I remember the first time Husband #1 became infuriated. I raised a skepticism about him where he had been all day. “Why couldn’t you call me and let me comprehend what you were doing?” I told him, “ You are an asshole treating me like shit.” “It’s fucked up of you to disappear all day. I was worried about you.”
As I continued with my skepticism and distrust of him, I could see his face contorting and turning red. The muscles in his face began to tighten up. I stared at his hand, making a fist. It was so shocking that he was intimidating me with these gestures. It pissed me off. I felt hostility towards him that he had the nerve to act this way. He worked as if I had no rationale for suspecting him and he would physically harm me. I explained to him through my fear,” I can’t believe you are threatening me! You are acting like you will hit me! Look at you!” he responded, “ If you don’t shut the fuck up, you will get what you deserve bitch!” “Keep pushing me, you c,¥\t with your fucking questions!” “Who the fuck are you to question me?” “You don’t trust me?!” He continued to mumble as he walked toward his car. I just stood there.

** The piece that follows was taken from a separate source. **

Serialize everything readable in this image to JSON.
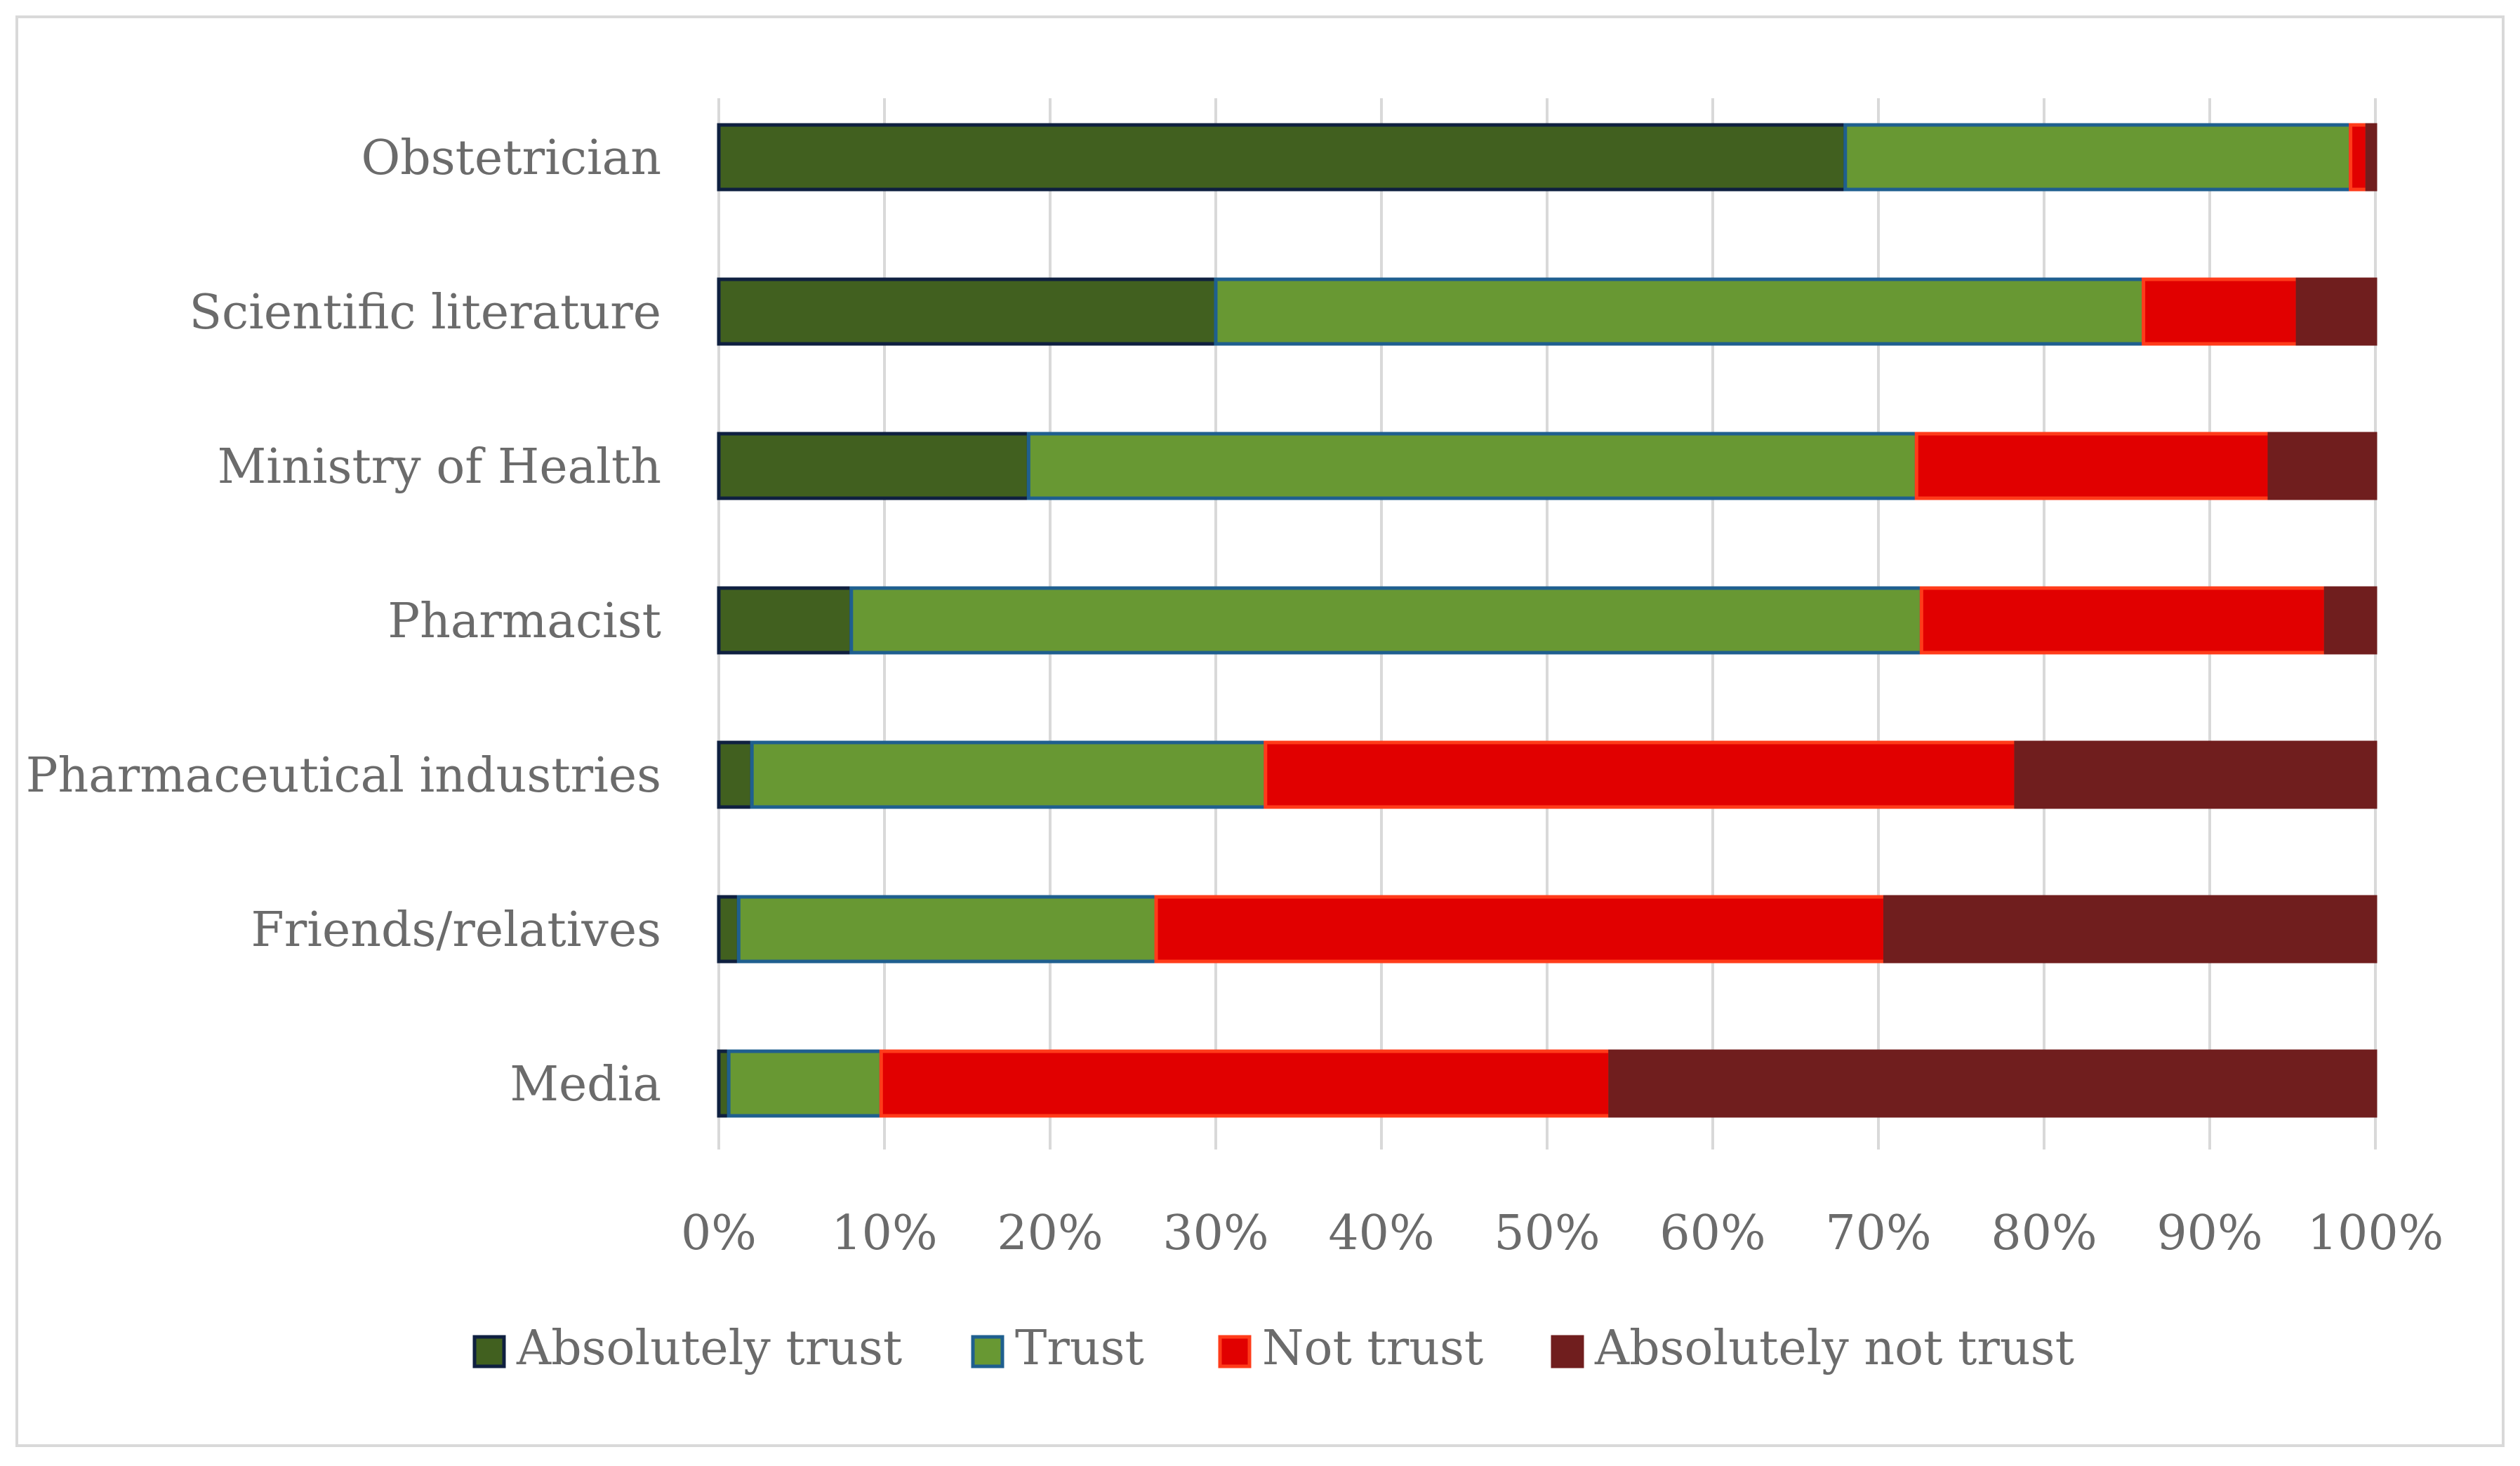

My heart plummeted deep into my chest. An agonizing and heavy disconnect washed over me. I felt like I wanted to die. I wished I could vanish. I felt hateful, hurt, perplexed, deserted, disheartened, and on and on. I had never withstood these emotions from anyone, only familiar growing up as a child.
I felt inadequate. I stepped towards his car to get in the passenger side, and he sped off to go home. I didn’t say one word to him the entire car ride home. I had nothing to say. I was still struggling to make sense of what happened. I didn’t even want to look at him. I began to cry quietly. I held my breath, trying to push down my emotions. The tears just kept rolling down my cheeks. I kept brushing them quickly away. It crushed me that day. I had no idea what to do with any of it.
How can he say he loves me after behaving towards me like I signified nothing? I felt what bitterness is basically to him. I felt hate. Then I speculated maybe I was overreacting about his disappearance. Perhaps I was unfair. Possibly he was having an awful day. Everyone has unpleasant days once in a while. I guessed he possibly didn’t imply any of it. How can I be a decent wife so this doesn’t occur again? Abruptly I gave attention to him say my name, and I snapped out of my stupor. I discovered we were home, and I was still sitting in the car. #1 had already got out and was standing holding the car door open, raising a question of I intended on coming in.